Os comunistaspropõem igualmente a «aquisição imediata dos equipamentos necessários aos hospitais e centros de saúde, entre os quais aparelhos de raio-x, ecógrafos, TAC ou ressonâncias magnéticas». «Uma grande parte das transferências financeiras do SNS para os privados são motivadas por falta de capacidade própria para realizar um conjunto de exames que, com maior eficiência, mais conforto para os utentes e menores gastos, poderiam ser realizados nos serviços públicos», atestou, reforçando que «muitas destas aquisições estavam incluídas no Orçamento do Estado para 2021, por exigência do PCP, e não foram, no fundamental, concretizadas pelo governo do PS».
Outra das exigências passa pela concretização dos investimentos na construção de hospitais e de centros de saúde há muito previstos e adiados.
Desresponsabilização do Estado
Na sua intervenção, o Secretário-geral do PCP qualificou de «muito negativo» o processo de transferência para os municípios de responsabilidades na área da saúde, «com recursos muito inferiores aos necessários, que vai traduzir-se numa ainda maior desresponsabilização do Estado e em condições diferenciadas de acesso aos cuidados, em funções das decisões ou dos recursos municipais, desrespeitando a universalidade que a Constituição da República estabelece como princípio». Com Jerónimo de Sousa estiveram Jorge Pires e Ricardo Costa, ambos da Comissão Política do PCP.
***
- Aumentaram os utentes sem médico de família.
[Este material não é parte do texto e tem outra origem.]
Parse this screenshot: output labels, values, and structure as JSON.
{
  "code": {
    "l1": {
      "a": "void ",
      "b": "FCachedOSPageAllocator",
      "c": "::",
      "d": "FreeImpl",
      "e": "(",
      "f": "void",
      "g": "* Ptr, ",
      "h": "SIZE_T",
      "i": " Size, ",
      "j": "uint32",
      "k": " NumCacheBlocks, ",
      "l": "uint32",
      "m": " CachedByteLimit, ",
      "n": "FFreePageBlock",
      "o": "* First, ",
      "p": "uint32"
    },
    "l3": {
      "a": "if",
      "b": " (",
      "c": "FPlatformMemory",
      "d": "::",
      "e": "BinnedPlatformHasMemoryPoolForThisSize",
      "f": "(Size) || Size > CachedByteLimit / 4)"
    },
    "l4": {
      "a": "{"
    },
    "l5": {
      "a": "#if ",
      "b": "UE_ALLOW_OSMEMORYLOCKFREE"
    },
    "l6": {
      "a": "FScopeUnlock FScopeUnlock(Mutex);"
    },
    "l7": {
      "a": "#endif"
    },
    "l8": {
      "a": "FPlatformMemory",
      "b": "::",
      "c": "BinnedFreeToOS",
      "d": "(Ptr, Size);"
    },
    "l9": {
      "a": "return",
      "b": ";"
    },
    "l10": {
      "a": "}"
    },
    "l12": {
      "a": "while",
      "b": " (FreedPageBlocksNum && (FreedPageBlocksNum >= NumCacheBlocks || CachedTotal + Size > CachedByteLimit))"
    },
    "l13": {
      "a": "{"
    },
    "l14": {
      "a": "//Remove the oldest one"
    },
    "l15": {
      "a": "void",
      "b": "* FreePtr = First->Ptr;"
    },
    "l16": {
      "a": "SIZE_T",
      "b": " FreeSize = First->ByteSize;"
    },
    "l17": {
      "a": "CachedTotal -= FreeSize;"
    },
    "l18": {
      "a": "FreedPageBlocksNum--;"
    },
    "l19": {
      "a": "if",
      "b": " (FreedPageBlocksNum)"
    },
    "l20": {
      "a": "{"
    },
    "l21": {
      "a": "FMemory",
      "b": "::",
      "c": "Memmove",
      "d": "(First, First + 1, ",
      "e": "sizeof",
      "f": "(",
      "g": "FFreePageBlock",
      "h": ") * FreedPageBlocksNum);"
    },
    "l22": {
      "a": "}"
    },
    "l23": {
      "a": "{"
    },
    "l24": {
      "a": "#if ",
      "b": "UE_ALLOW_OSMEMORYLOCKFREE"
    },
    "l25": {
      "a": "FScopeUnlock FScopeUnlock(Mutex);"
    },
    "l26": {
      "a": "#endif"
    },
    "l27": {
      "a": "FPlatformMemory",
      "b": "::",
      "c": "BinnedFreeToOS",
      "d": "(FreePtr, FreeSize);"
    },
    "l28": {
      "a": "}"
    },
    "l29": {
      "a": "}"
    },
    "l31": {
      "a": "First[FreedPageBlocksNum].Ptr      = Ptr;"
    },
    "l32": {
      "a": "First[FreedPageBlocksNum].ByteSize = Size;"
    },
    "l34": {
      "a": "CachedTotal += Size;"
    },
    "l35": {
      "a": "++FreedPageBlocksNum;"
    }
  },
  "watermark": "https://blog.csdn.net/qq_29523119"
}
Passaram de 700 mil, em 2019, para um milhão e 200 mil, em 2022;
- Mantêm-se as listas de espera para cirurgias, tratamentos e consultas;
- Foram eliminadas quatro mil camas nos hospitais públicos, enquanto os privados aumentaram cerca de três mil;
- Na última década pré-pandemia (2010/2019) aumentaram 40 por cento os gastos directos da população em saúde, ao mesmo tempo que diminuiu a despesa pública em saúde e aumentou a transferência de verbas públicas para os grupos privados do sector.